I am still with the pregnancy. I don’t want to abort it. I know it is inappropriate to desire a married man but I love him. He hasn’t spoken to me in a while because of my decision to keep the baby. He said it’s a jeopardy to his marriage, home, job, dignity and integrity. He is so much interested in his reputation than that of mine. I will equally be accused by society of sleeping with my boss and trying to wreck his home. I don’t see why he is making a big deal out of this. All I want from him is to marry me. I am not interested in him coming to see my parents, Nope! I have asked him to get me a place outside the neighbourhood where I can live as his second family. He will come around to see me often, love and treat me same way he treats his wife and kids. I am ready to be his secret second wife but he is trying to reject the offer and is insisting I abort the baby.
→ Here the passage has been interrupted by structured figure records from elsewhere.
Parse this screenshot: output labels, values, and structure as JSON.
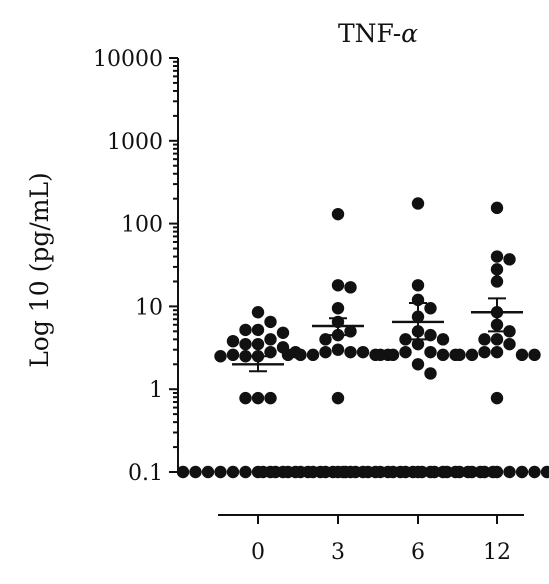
{
  "chart_data": {
    "type": "scatter",
    "title_prefix": "TNF-",
    "title_symbol": "α",
    "ylabel": "Log 10 (pg/mL)",
    "xlabel": "",
    "yscale": "log",
    "ylim": [
      0.1,
      10000
    ],
    "yticks": [
      {
        "value": 10000,
        "label": "10000"
      },
      {
        "value": 1000,
        "label": "1000"
      },
      {
        "value": 100,
        "label": "100"
      },
      {
        "value": 10,
        "label": "10"
      },
      {
        "value": 1,
        "label": "1"
      },
      {
        "value": 0.1,
        "label": "0.1"
      }
    ],
    "categories": [
      "0",
      "3",
      "6",
      "12"
    ],
    "groups": [
      {
        "category": "0",
        "mean": 2.0,
        "sem_low": 1.65,
        "sem_high": 2.5,
        "points": [
          8.5,
          6.5,
          5.2,
          5.2,
          4.8,
          4.0,
          3.8,
          3.5,
          3.5,
          3.2,
          2.8,
          2.8,
          2.6,
          2.5,
          2.5,
          2.5,
          0.78,
          0.78,
          0.78,
          0.1,
          0.1,
          0.1,
          0.1,
          0.1,
          0.1,
          0.1,
          0.1,
          0.1,
          0.1,
          0.1,
          0.1,
          0.1,
          0.1
        ]
      },
      {
        "category": "3",
        "mean": 5.8,
        "sem_low": 4.5,
        "sem_high": 7.2,
        "points": [
          130,
          18,
          17,
          9.5,
          6.5,
          5.0,
          4.5,
          4.0,
          3.0,
          2.8,
          2.8,
          2.8,
          2.6,
          2.6,
          2.6,
          2.6,
          2.6,
          0.78,
          0.1,
          0.1,
          0.1,
          0.1,
          0.1,
          0.1,
          0.1,
          0.1,
          0.1,
          0.1,
          0.1,
          0.1,
          0.1
        ]
      },
      {
        "category": "6",
        "mean": 6.5,
        "sem_low": 4.0,
        "sem_high": 11,
        "points": [
          175,
          18,
          12,
          9.5,
          7.5,
          5.0,
          4.5,
          4.0,
          4.0,
          3.5,
          2.8,
          2.8,
          2.6,
          2.6,
          2.6,
          2.6,
          2.0,
          1.55,
          0.1,
          0.1,
          0.1,
          0.1,
          0.1,
          0.1,
          0.1,
          0.1,
          0.1,
          0.1,
          0.1,
          0.1,
          0.1
        ]
      },
      {
        "category": "12",
        "mean": 8.5,
        "sem_low": 5.0,
        "sem_high": 12.5,
        "points": [
          155,
          40,
          37,
          28,
          20,
          8.5,
          6.0,
          5.0,
          4.0,
          4.0,
          3.5,
          2.8,
          2.8,
          2.6,
          2.6,
          2.6,
          2.6,
          0.78,
          0.1,
          0.1,
          0.1,
          0.1,
          0.1,
          0.1,
          0.1,
          0.1,
          0.1,
          0.1,
          0.1,
          0.1,
          0.1
        ]
      }
    ],
    "grid": false,
    "point_color": "#111111"
  }
}
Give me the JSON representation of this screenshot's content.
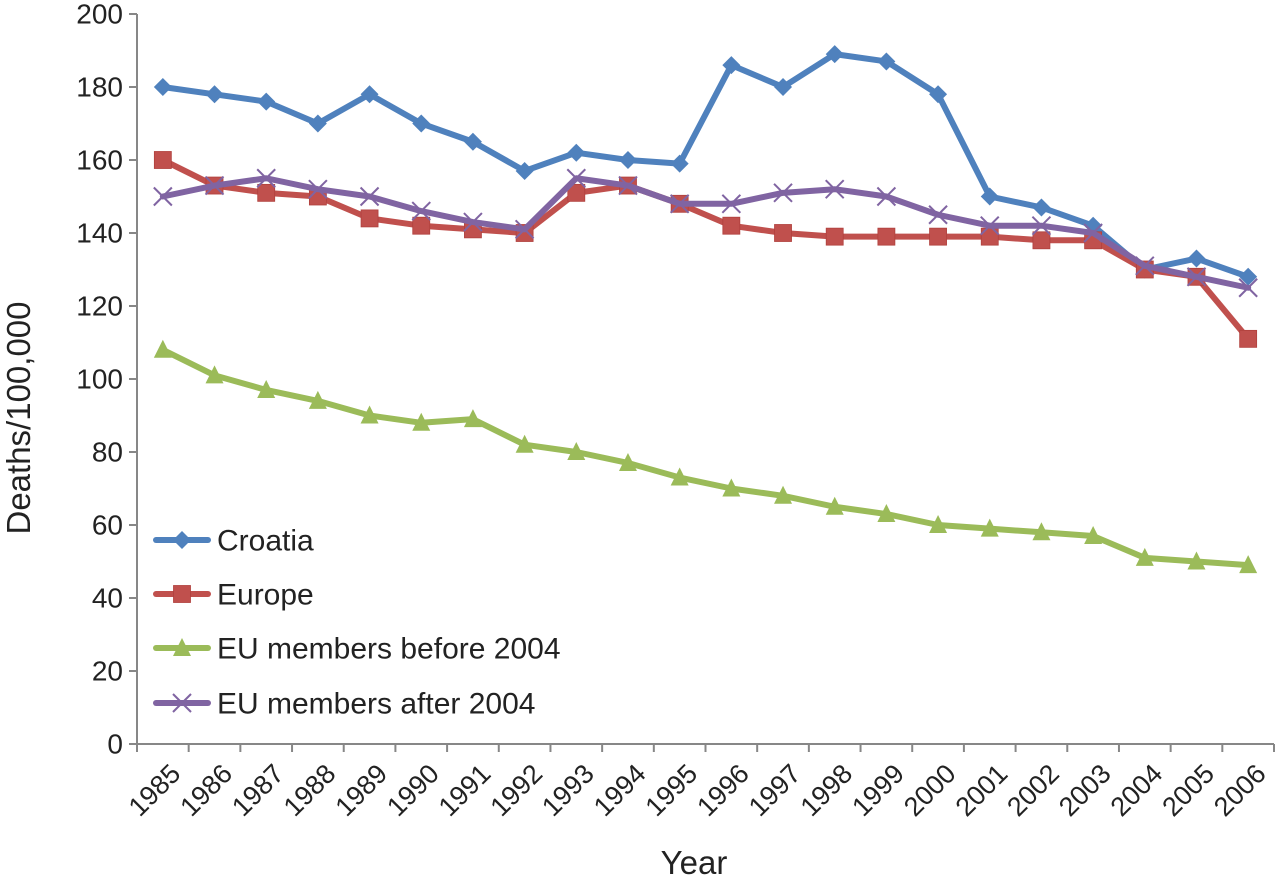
{
  "chart_data": {
    "type": "line",
    "title": "",
    "xlabel": "Year",
    "ylabel": "Deaths/100,000",
    "ylim": [
      0,
      200
    ],
    "yticks": [
      0,
      20,
      40,
      60,
      80,
      100,
      120,
      140,
      160,
      180,
      200
    ],
    "grid": false,
    "legend_position": "bottom-left",
    "categories": [
      "1985",
      "1986",
      "1987",
      "1988",
      "1989",
      "1990",
      "1991",
      "1992",
      "1993",
      "1994",
      "1995",
      "1996",
      "1997",
      "1998",
      "1999",
      "2000",
      "2001",
      "2002",
      "2003",
      "2004",
      "2005",
      "2006"
    ],
    "series": [
      {
        "name": "Croatia",
        "color": "#4F81BD",
        "marker": "diamond",
        "values": [
          180,
          178,
          176,
          170,
          178,
          170,
          165,
          157,
          162,
          160,
          159,
          186,
          180,
          189,
          187,
          178,
          150,
          147,
          142,
          130,
          133,
          128
        ]
      },
      {
        "name": "Europe",
        "color": "#C0504D",
        "marker": "square",
        "values": [
          160,
          153,
          151,
          150,
          144,
          142,
          141,
          140,
          151,
          153,
          148,
          142,
          140,
          139,
          139,
          139,
          139,
          138,
          138,
          130,
          128,
          111
        ]
      },
      {
        "name": "EU members before 2004",
        "color": "#9BBB59",
        "marker": "triangle",
        "values": [
          108,
          101,
          97,
          94,
          90,
          88,
          89,
          82,
          80,
          77,
          73,
          70,
          68,
          65,
          63,
          60,
          59,
          58,
          57,
          51,
          50,
          49
        ]
      },
      {
        "name": "EU members after 2004",
        "color": "#8064A2",
        "marker": "x",
        "values": [
          150,
          153,
          155,
          152,
          150,
          146,
          143,
          141,
          155,
          153,
          148,
          148,
          151,
          152,
          150,
          145,
          142,
          142,
          140,
          131,
          128,
          125
        ]
      }
    ]
  }
}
I discussed with a friend and she advised I see a spiritualist to help me get him to marry me. She said she knows a place at Kasoa where it can be done quickly. Though I want the man, I feel scared to do this. What if it doesn’t turn out well? I have watched movies where ladies go mad after such spells are broken. My friend said I will be given a padlock that I can lock him with and keep it somewhere. As long as it is locked, I have him all to myself. Sounds like a great idea to me but, I just wish my boss can develop natural affection for me the way he made me develop it for him. He is the only man that has seen my nakedness, the only person who has given me the sweetest feeling of all time. I love how he handles me. I miss him so much. He has refused to touch me ever since this pregnancy issue broke out. I know that right after I do the abortion, he will dump me. I don’t want that.
Advise me on what to do. Should I go ahead and do what my friend suggested, insist on keeping the baby to have him stick around forever (which I know he will because he wouldn’t ever want his family knowing about us) or I should just abort the baby and refuse to leave him? I am so confused. I need advice please.